コラム「母から学んだ認知症ケア」

講演もパーソン・センタード・ケアで

オンライン講演会の様子

 2023年は、思い出すのもツライ年でした。長引くコロナ禍の影響をもろに受けてしまい、フリーランスで仕事をしている私は、ほとんどの上映会・講演会がなくなってしまったからです。

 しかし、24年新年に入ってすぐにSONYさんの「毎アル2(毎日がアルツハイマー2)」の上映が決まりました。1000人以上の社員の皆さんに見て頂く大上映会です。もう1件は、福岡県の社会福祉協議会主催の「毎アル」の上映です。こちらは、久しぶりに対面ですので、福岡にお邪魔します。この調子で24年は、講演つき上映会でお伺いして、突っ走りたいです。

 さて、今回は、講演のテーマについて書いてみたいと思います。12年の「毎アル」公開時よりありがたいことに講演会も始まりました。当初は、当然ながら、映画の上映とともに、私の視点から母の認知症ケアの話をしていました。しかし、13年に英国のヒューゴ・デ・ワール博士と出会って以来、講演の内容は、講演を依頼してくる人たちのニーズに合ったものにした方がいいと思うようになりました。

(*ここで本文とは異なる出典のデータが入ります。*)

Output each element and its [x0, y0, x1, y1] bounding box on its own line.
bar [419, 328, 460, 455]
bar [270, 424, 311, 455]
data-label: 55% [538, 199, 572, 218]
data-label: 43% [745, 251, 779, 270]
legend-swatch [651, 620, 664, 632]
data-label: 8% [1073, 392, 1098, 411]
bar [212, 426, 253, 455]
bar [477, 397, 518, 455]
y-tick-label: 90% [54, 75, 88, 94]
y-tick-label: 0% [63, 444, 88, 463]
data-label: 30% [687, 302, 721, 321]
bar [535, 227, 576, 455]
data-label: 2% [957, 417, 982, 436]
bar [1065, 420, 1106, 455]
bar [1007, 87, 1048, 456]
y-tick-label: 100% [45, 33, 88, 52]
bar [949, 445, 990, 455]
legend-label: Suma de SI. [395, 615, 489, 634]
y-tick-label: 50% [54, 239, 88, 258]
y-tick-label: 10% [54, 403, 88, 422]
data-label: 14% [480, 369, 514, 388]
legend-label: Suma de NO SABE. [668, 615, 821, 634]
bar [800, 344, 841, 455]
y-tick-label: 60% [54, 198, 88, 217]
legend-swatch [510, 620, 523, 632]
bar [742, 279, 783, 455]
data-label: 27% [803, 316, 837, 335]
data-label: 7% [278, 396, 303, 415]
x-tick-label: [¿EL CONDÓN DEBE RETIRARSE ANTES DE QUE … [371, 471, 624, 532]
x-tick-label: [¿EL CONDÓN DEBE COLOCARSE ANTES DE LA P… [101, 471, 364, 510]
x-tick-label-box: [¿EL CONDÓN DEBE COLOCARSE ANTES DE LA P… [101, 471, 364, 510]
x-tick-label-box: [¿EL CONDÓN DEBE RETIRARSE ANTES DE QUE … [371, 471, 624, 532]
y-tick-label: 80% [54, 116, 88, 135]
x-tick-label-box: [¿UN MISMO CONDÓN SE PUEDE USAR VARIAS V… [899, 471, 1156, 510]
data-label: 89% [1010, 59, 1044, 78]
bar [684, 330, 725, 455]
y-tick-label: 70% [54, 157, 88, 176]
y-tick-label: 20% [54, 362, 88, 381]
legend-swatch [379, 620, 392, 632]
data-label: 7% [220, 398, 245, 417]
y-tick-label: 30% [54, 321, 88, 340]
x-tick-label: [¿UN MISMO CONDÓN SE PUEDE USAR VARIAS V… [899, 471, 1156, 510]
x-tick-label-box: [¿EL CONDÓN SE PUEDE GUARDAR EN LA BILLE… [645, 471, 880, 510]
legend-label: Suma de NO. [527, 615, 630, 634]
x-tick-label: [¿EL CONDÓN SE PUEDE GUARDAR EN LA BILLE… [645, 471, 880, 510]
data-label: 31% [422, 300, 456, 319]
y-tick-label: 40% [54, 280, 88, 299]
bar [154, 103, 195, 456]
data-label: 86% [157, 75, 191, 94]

 たとえば、今回のSONYさんの場合ですが、会社が抱えている課題は<介護離職>です。今の大企業が抱える深刻な問題と言っていいかと思います。一方、福岡の福祉協議会からは、講演の内容に<介護虐待防止>を入れて欲しいと言われています。まさに、講演もパーソン・センタード・ケアで、ということですね。

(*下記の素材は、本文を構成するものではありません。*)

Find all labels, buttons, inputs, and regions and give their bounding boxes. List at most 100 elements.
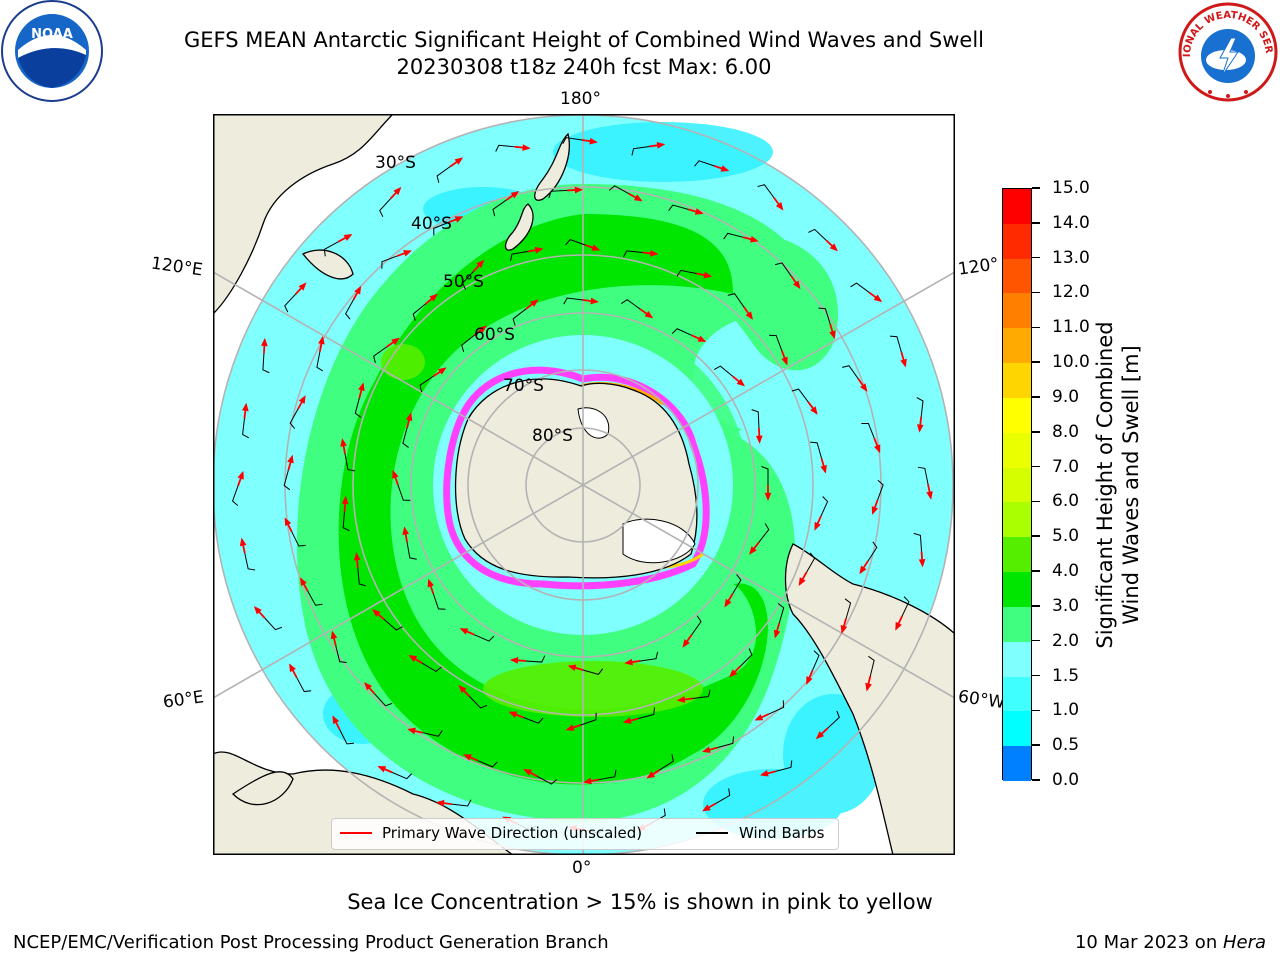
- barb-legend-label: Wind Barbs: [739, 824, 825, 842]
- wave-arrow-head: [530, 299, 539, 307]
- polar-stereographic-map: 30°S 40°S 50°S 60°S 70°S 80°S: [213, 114, 955, 855]
- map-panel: 30°S 40°S 50°S 60°S 70°S 80°S: [213, 114, 955, 855]
- lat-label-40s: 40°S: [411, 214, 452, 234]
- wave-arrow-head: [859, 383, 868, 392]
- wind-barb: [723, 232, 744, 240]
- wind-barb: [850, 282, 870, 293]
- wind-barb: [810, 441, 822, 459]
- wave-arrow-head: [656, 142, 666, 149]
- colorbar-tick-label: 2.0: [1052, 630, 1080, 651]
- wave-arrow-head: [781, 356, 788, 366]
- colorbar-tick-mark: [1032, 465, 1040, 468]
- wave-arrow-head: [650, 249, 659, 257]
- wave-arrow-head: [703, 271, 713, 279]
- wave-arrow-head: [478, 325, 487, 334]
- colorbar-tick-mark: [1032, 326, 1040, 329]
- wind-barb: [381, 255, 398, 269]
- wind-barb: [284, 293, 296, 313]
- wind-barb: [842, 365, 859, 380]
- wind-barb: [715, 788, 731, 804]
- wind-barb: [432, 593, 446, 610]
- wind-barb: [791, 388, 809, 403]
- wave-arrow-head: [358, 382, 365, 392]
- wave-arrow-head: [402, 526, 409, 536]
- wind-barb: [916, 397, 924, 417]
- wave-arrow-head: [242, 402, 249, 412]
- wind-barb: [262, 353, 270, 374]
- wave-arrow-head: [829, 243, 838, 252]
- wind-barb: [775, 262, 792, 277]
- wind-barb: [323, 241, 339, 257]
- colorbar-tick-mark: [1032, 570, 1040, 572]
- colorbar-tick-mark: [1032, 222, 1040, 224]
- wind-barb: [768, 700, 785, 715]
- wind-barb: [316, 351, 324, 372]
- map-legend: Primary Wave Direction (unscaled) Wind B…: [331, 818, 839, 850]
- wind-barb: [676, 269, 697, 277]
- barb-line-swatch: [696, 832, 728, 834]
- wave-arrow-head: [287, 454, 294, 464]
- wind-barb: [808, 228, 827, 241]
- wind-barb: [419, 375, 434, 393]
- wave-arrow-head: [702, 804, 711, 812]
- wind-barb: [740, 648, 753, 667]
- wave-arrow-head: [340, 438, 347, 447]
- wave-arrow-head: [810, 406, 818, 415]
- wave-arrow-head: [403, 250, 412, 257]
- wave-arrow-head: [754, 714, 764, 721]
- south-america-landmass: [784, 543, 955, 855]
- wave-arrow-head: [589, 137, 598, 145]
- wave-arrow-head: [391, 337, 400, 346]
- wind-barb: [474, 634, 495, 642]
- wave-arrow-head: [806, 676, 813, 685]
- wind-barb: [582, 668, 604, 675]
- wave-arrow-head: [724, 598, 732, 608]
- wind-barb: [761, 465, 769, 485]
- wind-barb: [335, 645, 347, 664]
- wind-barb: [307, 590, 323, 606]
- wave-arrow-head: [859, 565, 867, 575]
- wind-barb: [659, 754, 674, 771]
- wind-barb: [775, 760, 793, 772]
- wave-arrow-head: [523, 768, 533, 776]
- colorbar-segment: [1003, 676, 1031, 712]
- wind-barb: [889, 335, 902, 353]
- colorbar-tick-mark: [1032, 291, 1040, 294]
- lat-label-30s: 30°S: [375, 153, 416, 173]
- wind-barb: [244, 553, 256, 571]
- wave-arrow-head: [682, 639, 690, 648]
- wave-arrow-head: [341, 495, 349, 505]
- wave-arrow-head: [509, 657, 519, 664]
- wind-barb: [264, 617, 283, 631]
- wind-barb: [495, 144, 515, 152]
- wave-arrow-head: [565, 724, 575, 731]
- colorbar-tick-mark: [1032, 431, 1040, 433]
- wind-barb: [296, 677, 312, 693]
- wind-barb: [758, 523, 770, 543]
- colorbar-segment: [1003, 572, 1031, 608]
- colorbar-tick-mark: [1032, 639, 1040, 642]
- wind-barb: [436, 166, 451, 183]
- wind-barb: [461, 271, 474, 290]
- colorbar-tick-mark: [1032, 709, 1040, 712]
- wave-arrow-head: [318, 335, 325, 345]
- wave-arrow-head: [393, 186, 402, 196]
- wave-arrow-head: [729, 669, 738, 678]
- colorbar-segment: [1003, 502, 1031, 538]
- colorbar-segment: [1003, 711, 1031, 747]
- wind-barb: [406, 542, 417, 560]
- colorbar-segment: [1003, 328, 1031, 364]
- lon-label-0: 0°: [572, 858, 592, 878]
- colorbar-segment: [1003, 746, 1031, 782]
- wind-barb: [640, 651, 659, 662]
- wave-line-swatch: [340, 832, 372, 834]
- wave-arrow-head: [590, 297, 599, 305]
- wave-arrow-head: [701, 746, 711, 753]
- lat-label-80s: 80°S: [532, 426, 573, 446]
- sea-ice-caption: Sea Ice Concentration > 15% is shown in …: [347, 890, 933, 914]
- wave-arrow-head: [343, 234, 353, 241]
- wave-arrow-head: [377, 766, 387, 773]
- wave-arrow-head: [676, 696, 686, 703]
- wind-barb: [623, 250, 643, 258]
- wave-arrow-head: [574, 186, 584, 194]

 まず、介護離職についてですが、企業が、介護に対して姿勢を変えることが、必要であると思っています。1992年に育児休業、つまり育休ということが初めて単独の法律になりました。24年の今、私は介護休業が、育休と同じように必要だと考えています。1〜3カ月仕事を有給で休んで、家族の介護の手配をするのです。

 大企業の優秀な人材が、親御さんの介護で離職する時に、会社にいた時のように介護を捉えて実行しようとしてしまいます。働いていた時のように目の前の問題解決を敏速にしようとする。ここで、問題になるのは、問題の認識そのものということになります。この問題認識は<私から見た問題>であり、ケアを受ける当人の状況や思いは、含まれていません。ここが、認知症ケアの最も難しい点でしょうか。

 介護虐待についても同じように考えられます。ケアを受ける側にこうあってほしいという思いが強く、ケアを受ける側がそこに反応しないとフラストレーションがたまり、手が出たりしてしまう。なぜ介護虐待に至ってしまうのかという理由を考えることがとても重要なのです。結局は、全ては、介護をする側の問題であると認識することから始まると思います。

 昨年12月、私のラジオ番組「毎日がアルツハイマー!」に東京都立松沢病院精神科部長の今井淳司先生がご出演してくださいました。今井先生は、ご自分の精神疾患の患者さんに対して共感すること、さらに言えば、共感できるポイントを探し、理解し、実行することだとおっしゃいました。

 ある時、措置入院をする患者さんが、ビリビリに破ってしまったお薬手帳を修復したいと言ったそうです。大抵は、病院に到着してからゆっくりやればいいとか、新しい手帳をあげるから、ということを言う医師が多いそうです。今井先生の<共感するアプローチ>は、違います。お薬手帳の修復は、本人にとってとても大事だと認識し、その場でセロハンテープを探すか、購入して手渡すのです。本人は、一生懸命にお薬手帳を修復し、納得して落ち着いた頃を見計らって病院へ一緒に移動する。全く問題ないそうです。<共感する>=<パーソン・センタード・ケア>ですよね!

 <介護離職>でも<介護虐待>でも基本は、同じです。対象本人のニーズを徹底的に探り、理解し、行動を決めることです。ただ、家族には、かなり難しいのも事実です。ですから私が長く提唱してきている真の介護のプロの育成にもっと時間もお金もかけるべきだとこれからも言い続けたいと思います。